Project description:Metabolism is tightly coupled with the process of aging, and tumorigenesis. However, the mechanisms regulating metabolic properties in different contexts remain unclear. Cellular senescence is widely recognized as an important tumor suppressor function and accompanies metabolic remodeling characterized by increased mitochondrial oxidative phosphorylation (OXPHOS). Here we showed retinoblastoma (RB) is required for the increased OXPHOS in oncogene-induced senescent (OIS) cells. Combined metabolic and gene expression profiling revealed that RB mediated activation of the glycolytic pathway in OIS cells, causing upregulation of several glycolytic genes and concomitant increases in the levels of associated metabolites in the glycolytic pathway.
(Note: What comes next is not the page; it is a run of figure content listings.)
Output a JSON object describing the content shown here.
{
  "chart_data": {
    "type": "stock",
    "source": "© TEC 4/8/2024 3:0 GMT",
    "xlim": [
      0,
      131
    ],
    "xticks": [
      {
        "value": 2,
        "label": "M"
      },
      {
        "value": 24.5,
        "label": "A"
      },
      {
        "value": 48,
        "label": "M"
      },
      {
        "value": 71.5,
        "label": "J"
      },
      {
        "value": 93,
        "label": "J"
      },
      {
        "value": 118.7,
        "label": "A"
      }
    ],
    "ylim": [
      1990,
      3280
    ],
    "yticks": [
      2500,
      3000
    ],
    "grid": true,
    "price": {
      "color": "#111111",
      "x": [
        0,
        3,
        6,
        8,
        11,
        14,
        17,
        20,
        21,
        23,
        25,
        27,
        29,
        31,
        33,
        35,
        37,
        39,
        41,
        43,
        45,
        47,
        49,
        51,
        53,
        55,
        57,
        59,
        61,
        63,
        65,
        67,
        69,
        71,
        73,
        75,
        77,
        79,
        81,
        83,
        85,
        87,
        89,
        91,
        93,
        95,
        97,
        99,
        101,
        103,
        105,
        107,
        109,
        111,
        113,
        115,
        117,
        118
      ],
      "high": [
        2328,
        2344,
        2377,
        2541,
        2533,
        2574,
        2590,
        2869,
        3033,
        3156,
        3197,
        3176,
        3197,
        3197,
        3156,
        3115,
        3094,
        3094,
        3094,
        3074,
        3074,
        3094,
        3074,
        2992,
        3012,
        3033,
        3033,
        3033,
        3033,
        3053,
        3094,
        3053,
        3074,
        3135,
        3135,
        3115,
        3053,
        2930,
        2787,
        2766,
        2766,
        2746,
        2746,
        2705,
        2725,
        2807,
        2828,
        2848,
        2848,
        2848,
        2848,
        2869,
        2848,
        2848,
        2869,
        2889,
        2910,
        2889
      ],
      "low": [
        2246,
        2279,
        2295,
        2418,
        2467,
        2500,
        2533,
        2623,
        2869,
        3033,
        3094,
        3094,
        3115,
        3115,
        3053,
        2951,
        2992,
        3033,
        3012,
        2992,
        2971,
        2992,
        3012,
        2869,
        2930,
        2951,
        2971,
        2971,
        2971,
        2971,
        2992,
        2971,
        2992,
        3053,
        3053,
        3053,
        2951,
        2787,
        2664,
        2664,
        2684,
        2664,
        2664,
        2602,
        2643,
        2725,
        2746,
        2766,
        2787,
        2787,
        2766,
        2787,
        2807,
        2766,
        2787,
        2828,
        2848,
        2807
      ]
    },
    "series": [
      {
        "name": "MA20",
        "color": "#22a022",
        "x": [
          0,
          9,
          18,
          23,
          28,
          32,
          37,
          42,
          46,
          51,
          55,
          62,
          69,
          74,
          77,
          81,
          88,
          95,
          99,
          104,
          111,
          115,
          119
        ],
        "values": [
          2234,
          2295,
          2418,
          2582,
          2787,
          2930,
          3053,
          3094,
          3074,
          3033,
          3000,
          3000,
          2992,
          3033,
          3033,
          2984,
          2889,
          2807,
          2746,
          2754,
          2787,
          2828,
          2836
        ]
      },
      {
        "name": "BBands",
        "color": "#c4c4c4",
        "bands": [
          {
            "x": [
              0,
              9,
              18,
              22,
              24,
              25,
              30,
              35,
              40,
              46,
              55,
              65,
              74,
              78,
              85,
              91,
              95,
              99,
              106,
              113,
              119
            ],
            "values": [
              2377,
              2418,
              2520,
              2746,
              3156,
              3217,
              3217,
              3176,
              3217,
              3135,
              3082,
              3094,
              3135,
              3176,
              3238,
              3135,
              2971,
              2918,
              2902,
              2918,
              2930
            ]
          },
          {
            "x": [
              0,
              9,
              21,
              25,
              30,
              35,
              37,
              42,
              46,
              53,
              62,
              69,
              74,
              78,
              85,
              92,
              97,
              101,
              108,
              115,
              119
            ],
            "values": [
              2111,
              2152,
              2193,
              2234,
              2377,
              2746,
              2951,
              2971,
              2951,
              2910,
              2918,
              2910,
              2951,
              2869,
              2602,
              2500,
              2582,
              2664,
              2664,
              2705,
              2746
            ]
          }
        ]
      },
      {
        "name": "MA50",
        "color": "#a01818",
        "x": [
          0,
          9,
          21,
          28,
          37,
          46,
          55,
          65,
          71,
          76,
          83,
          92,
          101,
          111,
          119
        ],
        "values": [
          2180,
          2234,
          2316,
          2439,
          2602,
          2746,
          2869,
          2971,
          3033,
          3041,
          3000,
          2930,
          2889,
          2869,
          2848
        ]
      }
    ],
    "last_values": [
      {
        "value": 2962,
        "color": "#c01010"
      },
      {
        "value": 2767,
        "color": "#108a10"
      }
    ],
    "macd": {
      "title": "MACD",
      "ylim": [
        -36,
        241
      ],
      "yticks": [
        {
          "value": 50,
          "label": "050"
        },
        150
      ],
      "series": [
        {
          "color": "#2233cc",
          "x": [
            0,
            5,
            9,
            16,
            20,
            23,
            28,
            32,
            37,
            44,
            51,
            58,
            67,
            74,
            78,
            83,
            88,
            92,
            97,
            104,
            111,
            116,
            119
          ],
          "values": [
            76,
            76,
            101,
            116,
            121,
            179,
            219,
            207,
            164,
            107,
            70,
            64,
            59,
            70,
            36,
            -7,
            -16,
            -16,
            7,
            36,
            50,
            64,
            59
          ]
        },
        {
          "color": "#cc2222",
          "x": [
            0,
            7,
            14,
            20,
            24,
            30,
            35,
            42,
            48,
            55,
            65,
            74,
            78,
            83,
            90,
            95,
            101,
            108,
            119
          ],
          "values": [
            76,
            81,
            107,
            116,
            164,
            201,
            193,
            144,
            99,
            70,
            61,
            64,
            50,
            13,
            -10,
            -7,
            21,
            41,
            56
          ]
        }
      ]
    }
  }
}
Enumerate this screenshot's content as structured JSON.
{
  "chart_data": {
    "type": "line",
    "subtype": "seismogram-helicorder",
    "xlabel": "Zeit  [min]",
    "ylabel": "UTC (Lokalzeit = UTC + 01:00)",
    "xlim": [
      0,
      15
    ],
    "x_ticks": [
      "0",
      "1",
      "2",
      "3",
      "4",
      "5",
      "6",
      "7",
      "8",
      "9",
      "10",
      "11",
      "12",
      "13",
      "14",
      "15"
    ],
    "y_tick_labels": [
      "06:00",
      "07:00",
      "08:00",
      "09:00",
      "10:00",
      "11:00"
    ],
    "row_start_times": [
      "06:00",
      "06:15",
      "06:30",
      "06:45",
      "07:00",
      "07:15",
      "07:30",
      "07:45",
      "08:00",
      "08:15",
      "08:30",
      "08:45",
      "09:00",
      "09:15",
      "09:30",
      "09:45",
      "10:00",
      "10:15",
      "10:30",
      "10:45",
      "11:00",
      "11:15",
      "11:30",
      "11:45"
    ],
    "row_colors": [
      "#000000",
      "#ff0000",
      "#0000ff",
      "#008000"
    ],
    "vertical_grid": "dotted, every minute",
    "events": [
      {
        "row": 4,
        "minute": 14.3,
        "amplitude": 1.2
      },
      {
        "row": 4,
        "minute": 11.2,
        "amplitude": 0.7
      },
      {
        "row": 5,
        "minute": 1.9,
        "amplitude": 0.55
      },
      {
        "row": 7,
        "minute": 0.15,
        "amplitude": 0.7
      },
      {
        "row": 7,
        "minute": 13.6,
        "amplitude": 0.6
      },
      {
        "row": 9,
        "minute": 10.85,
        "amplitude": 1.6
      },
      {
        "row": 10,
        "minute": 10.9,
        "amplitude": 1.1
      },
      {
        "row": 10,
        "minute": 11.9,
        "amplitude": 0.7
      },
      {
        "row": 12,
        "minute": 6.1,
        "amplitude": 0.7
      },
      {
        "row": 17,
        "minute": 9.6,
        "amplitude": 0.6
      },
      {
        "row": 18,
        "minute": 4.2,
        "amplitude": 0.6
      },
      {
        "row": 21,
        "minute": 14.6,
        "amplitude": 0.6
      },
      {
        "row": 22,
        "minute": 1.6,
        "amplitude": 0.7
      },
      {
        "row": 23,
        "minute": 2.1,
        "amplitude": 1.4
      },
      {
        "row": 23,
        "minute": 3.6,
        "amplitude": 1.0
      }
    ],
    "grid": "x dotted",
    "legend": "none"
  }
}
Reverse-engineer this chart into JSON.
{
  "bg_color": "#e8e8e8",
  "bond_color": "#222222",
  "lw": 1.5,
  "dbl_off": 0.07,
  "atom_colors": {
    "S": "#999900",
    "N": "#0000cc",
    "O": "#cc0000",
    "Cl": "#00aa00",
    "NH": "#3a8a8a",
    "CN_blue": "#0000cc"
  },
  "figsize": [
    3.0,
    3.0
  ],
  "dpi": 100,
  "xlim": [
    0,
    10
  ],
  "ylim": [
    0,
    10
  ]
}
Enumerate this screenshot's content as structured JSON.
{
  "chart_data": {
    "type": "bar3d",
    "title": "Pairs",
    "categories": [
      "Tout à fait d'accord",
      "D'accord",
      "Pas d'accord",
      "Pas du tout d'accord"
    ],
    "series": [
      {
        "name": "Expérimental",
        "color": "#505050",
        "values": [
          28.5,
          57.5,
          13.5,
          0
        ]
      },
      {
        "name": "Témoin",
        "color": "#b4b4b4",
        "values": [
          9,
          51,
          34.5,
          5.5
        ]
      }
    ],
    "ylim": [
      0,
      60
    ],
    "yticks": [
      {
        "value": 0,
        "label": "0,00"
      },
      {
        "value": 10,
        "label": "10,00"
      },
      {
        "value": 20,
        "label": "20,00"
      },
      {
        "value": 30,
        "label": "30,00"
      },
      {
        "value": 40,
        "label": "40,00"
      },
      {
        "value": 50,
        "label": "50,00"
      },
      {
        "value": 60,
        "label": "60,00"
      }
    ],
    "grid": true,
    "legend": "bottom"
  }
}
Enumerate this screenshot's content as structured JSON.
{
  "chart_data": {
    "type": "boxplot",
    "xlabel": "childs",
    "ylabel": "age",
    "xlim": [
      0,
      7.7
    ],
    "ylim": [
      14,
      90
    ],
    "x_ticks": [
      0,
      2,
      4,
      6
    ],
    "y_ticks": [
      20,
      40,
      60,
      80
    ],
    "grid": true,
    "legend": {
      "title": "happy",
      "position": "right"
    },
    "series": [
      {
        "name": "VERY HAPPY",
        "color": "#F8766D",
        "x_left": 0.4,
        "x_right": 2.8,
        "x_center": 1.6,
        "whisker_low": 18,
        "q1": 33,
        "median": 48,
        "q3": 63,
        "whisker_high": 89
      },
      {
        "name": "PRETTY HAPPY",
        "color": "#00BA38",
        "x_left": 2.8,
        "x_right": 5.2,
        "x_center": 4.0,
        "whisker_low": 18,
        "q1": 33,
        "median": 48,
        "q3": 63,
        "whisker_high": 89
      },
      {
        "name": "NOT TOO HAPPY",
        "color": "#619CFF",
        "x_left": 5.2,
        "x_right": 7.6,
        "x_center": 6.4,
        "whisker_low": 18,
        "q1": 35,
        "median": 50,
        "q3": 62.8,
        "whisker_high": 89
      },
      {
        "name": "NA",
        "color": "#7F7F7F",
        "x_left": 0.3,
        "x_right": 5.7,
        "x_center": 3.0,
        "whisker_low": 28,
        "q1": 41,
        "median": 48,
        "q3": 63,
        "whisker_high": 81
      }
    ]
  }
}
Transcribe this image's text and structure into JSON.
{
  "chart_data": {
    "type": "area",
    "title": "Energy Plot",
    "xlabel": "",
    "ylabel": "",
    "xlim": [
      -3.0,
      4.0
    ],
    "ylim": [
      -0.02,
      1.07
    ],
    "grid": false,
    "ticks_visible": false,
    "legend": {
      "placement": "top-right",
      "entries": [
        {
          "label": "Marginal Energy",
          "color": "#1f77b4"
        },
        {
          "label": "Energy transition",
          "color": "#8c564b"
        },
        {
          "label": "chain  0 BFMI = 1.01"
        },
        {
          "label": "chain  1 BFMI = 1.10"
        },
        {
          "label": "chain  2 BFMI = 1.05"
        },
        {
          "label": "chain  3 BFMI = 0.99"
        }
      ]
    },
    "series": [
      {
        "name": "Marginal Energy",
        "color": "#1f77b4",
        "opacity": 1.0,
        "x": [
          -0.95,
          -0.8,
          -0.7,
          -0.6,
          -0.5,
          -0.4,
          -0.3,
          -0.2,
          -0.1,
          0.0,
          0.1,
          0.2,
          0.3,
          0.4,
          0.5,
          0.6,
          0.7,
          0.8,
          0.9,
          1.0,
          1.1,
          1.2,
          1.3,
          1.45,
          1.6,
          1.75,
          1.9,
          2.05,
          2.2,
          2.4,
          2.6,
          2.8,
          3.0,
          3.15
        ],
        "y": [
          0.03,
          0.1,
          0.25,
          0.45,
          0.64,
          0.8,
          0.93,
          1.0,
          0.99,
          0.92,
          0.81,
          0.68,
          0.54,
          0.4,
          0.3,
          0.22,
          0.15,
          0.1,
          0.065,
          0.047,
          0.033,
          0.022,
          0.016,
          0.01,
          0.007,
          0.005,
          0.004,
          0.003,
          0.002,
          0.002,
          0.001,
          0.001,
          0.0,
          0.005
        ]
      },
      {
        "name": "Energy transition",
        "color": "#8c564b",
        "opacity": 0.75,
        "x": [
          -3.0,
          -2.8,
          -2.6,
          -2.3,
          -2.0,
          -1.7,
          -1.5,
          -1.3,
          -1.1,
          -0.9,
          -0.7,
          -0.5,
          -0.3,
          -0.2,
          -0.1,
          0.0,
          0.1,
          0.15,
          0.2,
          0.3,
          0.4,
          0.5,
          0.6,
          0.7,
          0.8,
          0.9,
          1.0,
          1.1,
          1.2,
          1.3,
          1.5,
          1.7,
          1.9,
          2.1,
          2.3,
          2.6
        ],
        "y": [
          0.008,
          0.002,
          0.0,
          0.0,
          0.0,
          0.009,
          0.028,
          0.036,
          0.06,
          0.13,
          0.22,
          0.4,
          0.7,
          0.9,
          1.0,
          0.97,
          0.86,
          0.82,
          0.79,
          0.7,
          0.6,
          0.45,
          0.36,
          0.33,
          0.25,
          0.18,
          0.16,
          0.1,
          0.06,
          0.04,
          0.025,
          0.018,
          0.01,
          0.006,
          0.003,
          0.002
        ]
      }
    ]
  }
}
Knockdown of these genes by small interfering RNAs (siRNAs) resulted in decreased mitochondrial respiration, suggesting that RB-mediated glycolytic gene activation promotes metabolic flux into the OXPHOS pathway. These results suggest that coordinate transcriptional activation of metabolic genes by RB enables OIS cells to maintain metabolically bivalent states that both glycolysis and OXPHOS are highly active. Collectively, our findings demonstrated a previously unrecognized function of RB in OIS cells. To understand the role of RB, we investigated the effect of RB1-knockdown in the transcription profile of oncogene-induced senescent (OIS) cells.